You can honestly do both anthropology as well as programming. They are both great careers to go into, and each is suited for a specific person. If you enjoy both, do both! You probably will have to pick a primary and a secondary between the two, and that is up to you to do so. Programming does require basic math with basic programs, but will require far more as you delve in. If you just planning on doing it as a hobby, your current math skills should do just fine with a few good references by your side.

If you deciding to choose one or the other, then that's also up to you. Do you have more fun "digging up arrowheads" or programming? Try to do what you love, so you always feel happy doing what you do, and getting paid to do it!
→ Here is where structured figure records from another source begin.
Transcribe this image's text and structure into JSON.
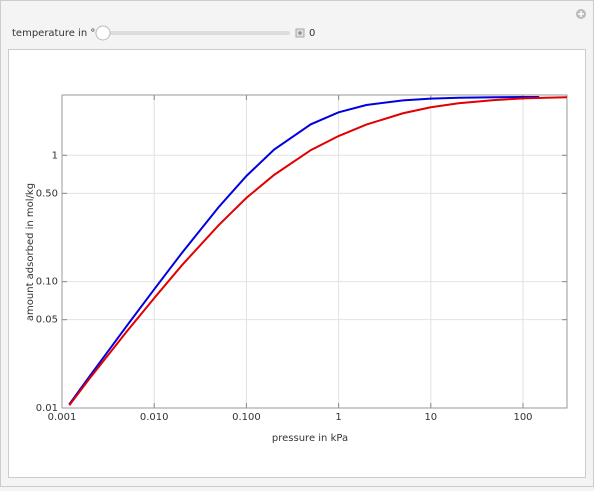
{
  "controls": {
    "slider_label": "temperature in °C",
    "slider_value": "0"
  },
  "chart_data": {
    "type": "line",
    "xlabel": "pressure in kPa",
    "ylabel": "amount adsorbed in mol/kg",
    "xscale": "log",
    "yscale": "log",
    "grid": true,
    "xlim": [
      0.001,
      300
    ],
    "ylim": [
      0.01,
      3
    ],
    "xticks": [
      0.001,
      {
        "value": 0.01,
        "label": "0.010"
      },
      {
        "value": 0.1,
        "label": "0.100"
      },
      1,
      10,
      100
    ],
    "yticks": [
      0.01,
      0.05,
      {
        "value": 0.1,
        "label": "0.10"
      },
      {
        "value": 0.5,
        "label": "0.50"
      },
      1
    ],
    "series": [
      {
        "color": "#0000e0",
        "x": [
          0.0012,
          0.002,
          0.005,
          0.01,
          0.02,
          0.05,
          0.1,
          0.2,
          0.5,
          1,
          2,
          5,
          10,
          20,
          50,
          100,
          150
        ],
        "values": [
          0.0107,
          0.0179,
          0.0443,
          0.087,
          0.169,
          0.389,
          0.686,
          1.11,
          1.76,
          2.19,
          2.5,
          2.72,
          2.81,
          2.85,
          2.88,
          2.89,
          2.89
        ]
      },
      {
        "color": "#e00000",
        "x": [
          0.0012,
          0.002,
          0.005,
          0.01,
          0.02,
          0.05,
          0.1,
          0.2,
          0.5,
          1,
          2,
          5,
          10,
          20,
          50,
          100,
          200,
          300
        ],
        "values": [
          0.0105,
          0.0172,
          0.04,
          0.074,
          0.135,
          0.28,
          0.46,
          0.7,
          1.1,
          1.42,
          1.75,
          2.15,
          2.4,
          2.58,
          2.74,
          2.82,
          2.86,
          2.88
        ]
      }
    ]
  }
}
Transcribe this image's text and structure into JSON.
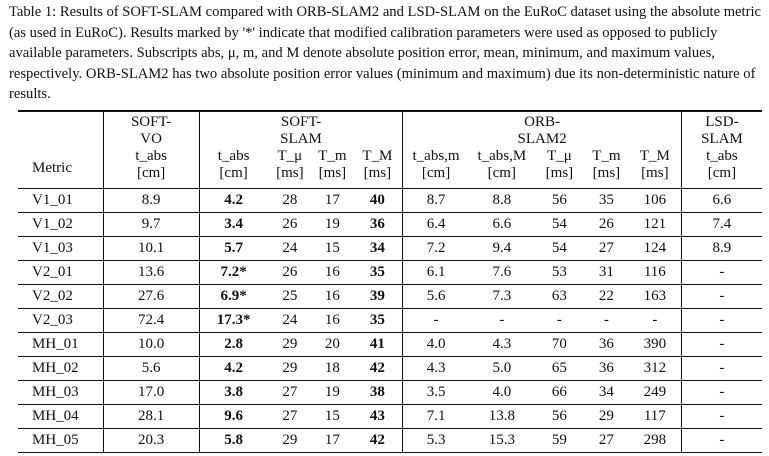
{
  "caption": "Table 1: Results of SOFT-SLAM compared with ORB-SLAM2 and LSD-SLAM on the EuRoC dataset using the absolute metric (as used in EuRoC). Results marked by '*' indicate that modified calibration parameters were used as opposed to publicly available parameters. Subscripts abs, μ, m, and M denote absolute position error, mean, minimum, and maximum values, respectively. ORB-SLAM2 has two absolute position error values (minimum and maximum) due its non-deterministic nature of results.",
  "groups": {
    "soft_vo": "SOFT-VO",
    "soft_slam": "SOFT-SLAM",
    "orb_slam2": "ORB-SLAM2",
    "lsd_slam": "LSD-SLAM"
  },
  "metric_label": "Metric",
  "columns": {
    "vo_tabs": "t_abs [cm]",
    "ss_tabs": "t_abs [cm]",
    "ss_tmu": "T_μ [ms]",
    "ss_tm": "T_m [ms]",
    "ss_tM": "T_M [ms]",
    "orb_tabs_m": "t_abs,m [cm]",
    "orb_tabs_M": "t_abs,M [cm]",
    "orb_tmu": "T_μ [ms]",
    "orb_tm": "T_m [ms]",
    "orb_tM": "T_M [ms]",
    "lsd_tabs": "t_abs [cm]"
  },
  "rows": [
    {
      "metric": "V1_01",
      "vo": "8.9",
      "ss_tabs": "4.2",
      "ss_tmu": "28",
      "ss_tm": "17",
      "ss_tM": "40",
      "orb_m": "8.7",
      "orb_M": "8.8",
      "orb_tmu": "56",
      "orb_tm": "35",
      "orb_tM": "106",
      "lsd": "6.6"
    },
    {
      "metric": "V1_02",
      "vo": "9.7",
      "ss_tabs": "3.4",
      "ss_tmu": "26",
      "ss_tm": "19",
      "ss_tM": "36",
      "orb_m": "6.4",
      "orb_M": "6.6",
      "orb_tmu": "54",
      "orb_tm": "26",
      "orb_tM": "121",
      "lsd": "7.4"
    },
    {
      "metric": "V1_03",
      "vo": "10.1",
      "ss_tabs": "5.7",
      "ss_tmu": "24",
      "ss_tm": "15",
      "ss_tM": "34",
      "orb_m": "7.2",
      "orb_M": "9.4",
      "orb_tmu": "54",
      "orb_tm": "27",
      "orb_tM": "124",
      "lsd": "8.9"
    },
    {
      "metric": "V2_01",
      "vo": "13.6",
      "ss_tabs": "7.2*",
      "ss_tmu": "26",
      "ss_tm": "16",
      "ss_tM": "35",
      "orb_m": "6.1",
      "orb_M": "7.6",
      "orb_tmu": "53",
      "orb_tm": "31",
      "orb_tM": "116",
      "lsd": "-"
    },
    {
      "metric": "V2_02",
      "vo": "27.6",
      "ss_tabs": "6.9*",
      "ss_tmu": "25",
      "ss_tm": "16",
      "ss_tM": "39",
      "orb_m": "5.6",
      "orb_M": "7.3",
      "orb_tmu": "63",
      "orb_tm": "22",
      "orb_tM": "163",
      "lsd": "-"
    },
    {
      "metric": "V2_03",
      "vo": "72.4",
      "ss_tabs": "17.3*",
      "ss_tmu": "24",
      "ss_tm": "16",
      "ss_tM": "35",
      "orb_m": "-",
      "orb_M": "-",
      "orb_tmu": "-",
      "orb_tm": "-",
      "orb_tM": "-",
      "lsd": "-"
    },
    {
      "metric": "MH_01",
      "vo": "10.0",
      "ss_tabs": "2.8",
      "ss_tmu": "29",
      "ss_tm": "20",
      "ss_tM": "41",
      "orb_m": "4.0",
      "orb_M": "4.3",
      "orb_tmu": "70",
      "orb_tm": "36",
      "orb_tM": "390",
      "lsd": "-"
    },
    {
      "metric": "MH_02",
      "vo": "5.6",
      "ss_tabs": "4.2",
      "ss_tmu": "29",
      "ss_tm": "18",
      "ss_tM": "42",
      "orb_m": "4.3",
      "orb_M": "5.0",
      "orb_tmu": "65",
      "orb_tm": "36",
      "orb_tM": "312",
      "lsd": "-"
    },
    {
      "metric": "MH_03",
      "vo": "17.0",
      "ss_tabs": "3.8",
      "ss_tmu": "27",
      "ss_tm": "19",
      "ss_tM": "38",
      "orb_m": "3.5",
      "orb_M": "4.0",
      "orb_tmu": "66",
      "orb_tm": "34",
      "orb_tM": "249",
      "lsd": "-"
    },
    {
      "metric": "MH_04",
      "vo": "28.1",
      "ss_tabs": "9.6",
      "ss_tmu": "27",
      "ss_tm": "15",
      "ss_tM": "43",
      "orb_m": "7.1",
      "orb_M": "13.8",
      "orb_tmu": "56",
      "orb_tm": "29",
      "orb_tM": "117",
      "lsd": "-"
    },
    {
      "metric": "MH_05",
      "vo": "20.3",
      "ss_tabs": "5.8",
      "ss_tmu": "29",
      "ss_tm": "17",
      "ss_tM": "42",
      "orb_m": "5.3",
      "orb_M": "15.3",
      "orb_tmu": "59",
      "orb_tm": "27",
      "orb_tM": "298",
      "lsd": "-"
    }
  ]
}
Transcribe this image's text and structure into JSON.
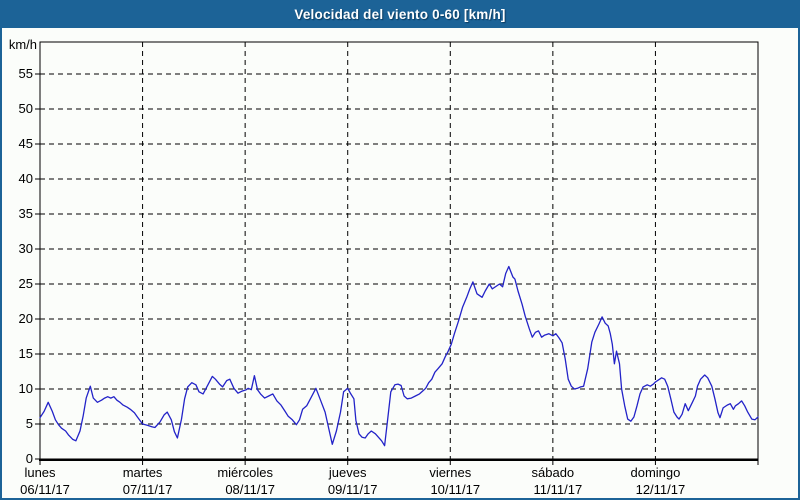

So in short, yes there is hope for you.


----------



## -WOLF- (Jan 17, 2009)

you might even want to lean towards a software engineer or something, since you have math and programming. that way you're able to get into some serious coding and expand your language base.


----------



## jassmine12 (Mar 14, 2011)

I don't know *anthropology is?
*


----------



## -WOLF- (Jan 17, 2009)

jassmine12 said:


> I don't know *anthropology is?
> *


Anthropology is the study of humanity. Anthropology has origins in the natural sciences, the humanities, and the social sciences.


----------



## dreadtech (Mar 9, 2011)

I love anthro, and the social sciences as a whole. BUT, I knew it would be very difficult obtaining employment in this field. I had friends who were History majors working on their masters who were unemployed. I did not want to be in the same boat. Therfore, I got my degrees in the Technology field, but companies till this day seem not to care about my degrees. They care more so about my 3-4 yrs experience and IT certifications. I would like to go back for school and possibly get my Masters in Global sociocultural studies or African diaspora studies, also then move on to the PHD level. Unfortunately, to obtain employment easier within the social sciences you need higher degrees like a Masters and PHD. IT has kept me employed and busy, even during the recession I've been unemployed only a few months. In 2010 I was only unemployed one month.


----------